One of the first things they found was that there is no point looking at anyone less than 45 years of age. They don’t exhibit any mortality risk due to heat waves. They also found that women are much less likely to suffer from heat compared to men. And overall they found that the risk of dying from heat has fallen steadily in most places over the 43 years of their sample.

As shown in the chart above, it didn’t go down everywhere. But on average for the country as a whole it declined steadily. In Florida it rose during two separate intervals, including from 2003 onward, which has a lot to do with the rising elderly population. Same with California.

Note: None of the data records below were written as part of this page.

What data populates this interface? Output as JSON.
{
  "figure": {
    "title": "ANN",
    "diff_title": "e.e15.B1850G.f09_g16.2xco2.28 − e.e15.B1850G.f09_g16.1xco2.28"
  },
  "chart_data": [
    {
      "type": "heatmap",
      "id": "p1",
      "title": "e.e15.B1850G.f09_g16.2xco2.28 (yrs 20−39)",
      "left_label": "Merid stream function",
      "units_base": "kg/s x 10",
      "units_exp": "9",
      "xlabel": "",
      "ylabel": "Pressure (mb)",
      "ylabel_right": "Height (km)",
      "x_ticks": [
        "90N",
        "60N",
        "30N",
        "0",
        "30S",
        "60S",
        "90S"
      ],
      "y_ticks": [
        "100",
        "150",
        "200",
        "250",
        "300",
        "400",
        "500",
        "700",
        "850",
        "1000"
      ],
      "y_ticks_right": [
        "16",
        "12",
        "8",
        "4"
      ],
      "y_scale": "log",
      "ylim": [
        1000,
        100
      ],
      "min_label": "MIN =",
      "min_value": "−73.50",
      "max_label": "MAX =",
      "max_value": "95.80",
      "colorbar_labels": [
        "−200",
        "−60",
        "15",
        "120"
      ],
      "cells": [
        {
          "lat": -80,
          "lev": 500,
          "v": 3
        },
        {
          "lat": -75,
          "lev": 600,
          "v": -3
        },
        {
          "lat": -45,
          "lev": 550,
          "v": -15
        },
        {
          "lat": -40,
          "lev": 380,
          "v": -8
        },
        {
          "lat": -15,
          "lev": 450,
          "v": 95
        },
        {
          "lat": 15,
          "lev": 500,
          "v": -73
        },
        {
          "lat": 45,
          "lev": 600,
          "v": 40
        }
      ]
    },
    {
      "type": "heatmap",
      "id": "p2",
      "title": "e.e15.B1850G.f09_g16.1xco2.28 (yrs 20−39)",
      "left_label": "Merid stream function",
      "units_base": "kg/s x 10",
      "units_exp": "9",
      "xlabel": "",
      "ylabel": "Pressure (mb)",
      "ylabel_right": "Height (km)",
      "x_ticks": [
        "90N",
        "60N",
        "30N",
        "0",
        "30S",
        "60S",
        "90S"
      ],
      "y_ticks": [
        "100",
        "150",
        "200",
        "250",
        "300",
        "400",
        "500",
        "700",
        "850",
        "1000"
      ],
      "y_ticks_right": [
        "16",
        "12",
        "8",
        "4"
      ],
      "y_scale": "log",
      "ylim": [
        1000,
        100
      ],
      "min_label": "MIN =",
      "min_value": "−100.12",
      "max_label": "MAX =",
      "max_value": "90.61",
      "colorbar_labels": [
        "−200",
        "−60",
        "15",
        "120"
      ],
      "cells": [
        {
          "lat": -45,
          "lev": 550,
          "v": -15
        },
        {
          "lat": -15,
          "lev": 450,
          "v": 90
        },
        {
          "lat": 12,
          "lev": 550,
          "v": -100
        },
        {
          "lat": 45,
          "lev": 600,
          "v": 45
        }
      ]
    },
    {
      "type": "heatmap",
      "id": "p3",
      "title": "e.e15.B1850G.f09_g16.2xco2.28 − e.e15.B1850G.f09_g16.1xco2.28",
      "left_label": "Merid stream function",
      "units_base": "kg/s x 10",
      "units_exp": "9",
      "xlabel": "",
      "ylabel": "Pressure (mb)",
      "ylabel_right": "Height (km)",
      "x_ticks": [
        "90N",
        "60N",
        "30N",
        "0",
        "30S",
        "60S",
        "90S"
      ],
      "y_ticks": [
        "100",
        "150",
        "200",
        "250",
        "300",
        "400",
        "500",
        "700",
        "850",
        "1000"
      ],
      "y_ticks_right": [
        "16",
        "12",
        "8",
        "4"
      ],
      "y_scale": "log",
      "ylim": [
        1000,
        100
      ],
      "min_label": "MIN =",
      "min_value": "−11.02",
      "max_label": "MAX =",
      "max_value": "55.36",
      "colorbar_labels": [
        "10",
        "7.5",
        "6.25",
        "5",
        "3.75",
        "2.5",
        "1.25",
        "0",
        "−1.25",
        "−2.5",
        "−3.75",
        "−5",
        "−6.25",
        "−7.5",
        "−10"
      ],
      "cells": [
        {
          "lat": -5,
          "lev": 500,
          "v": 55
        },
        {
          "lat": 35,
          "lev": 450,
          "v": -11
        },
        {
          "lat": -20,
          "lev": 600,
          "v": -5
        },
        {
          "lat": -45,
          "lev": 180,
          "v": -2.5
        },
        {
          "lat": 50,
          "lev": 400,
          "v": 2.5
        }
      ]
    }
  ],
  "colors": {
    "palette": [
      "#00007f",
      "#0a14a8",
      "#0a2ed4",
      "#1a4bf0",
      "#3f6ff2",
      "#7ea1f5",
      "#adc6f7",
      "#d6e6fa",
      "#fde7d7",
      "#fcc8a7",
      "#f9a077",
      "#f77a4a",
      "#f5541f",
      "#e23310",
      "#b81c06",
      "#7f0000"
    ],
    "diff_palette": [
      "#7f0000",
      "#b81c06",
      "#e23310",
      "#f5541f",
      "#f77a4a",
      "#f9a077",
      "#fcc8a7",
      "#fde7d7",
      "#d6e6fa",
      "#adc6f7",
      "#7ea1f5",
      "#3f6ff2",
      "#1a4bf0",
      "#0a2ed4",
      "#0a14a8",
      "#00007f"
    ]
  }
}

Finally, one of the points the authors made is that death rates from heat are higher in regions with lower income, probably due to people’s inability to afford to turn on the air conditioning. Since soaring energy costs and unstable power supplies are an inevitable result of climate policy restrictions, it is fair to say that the risk of death due to heat waves is not the fault of climate change, but climate policy. And if you do say so, you will suddenly discover that climate alarmists don’t actually care about preventing death due to heat waves if it means scaling back their policy plans.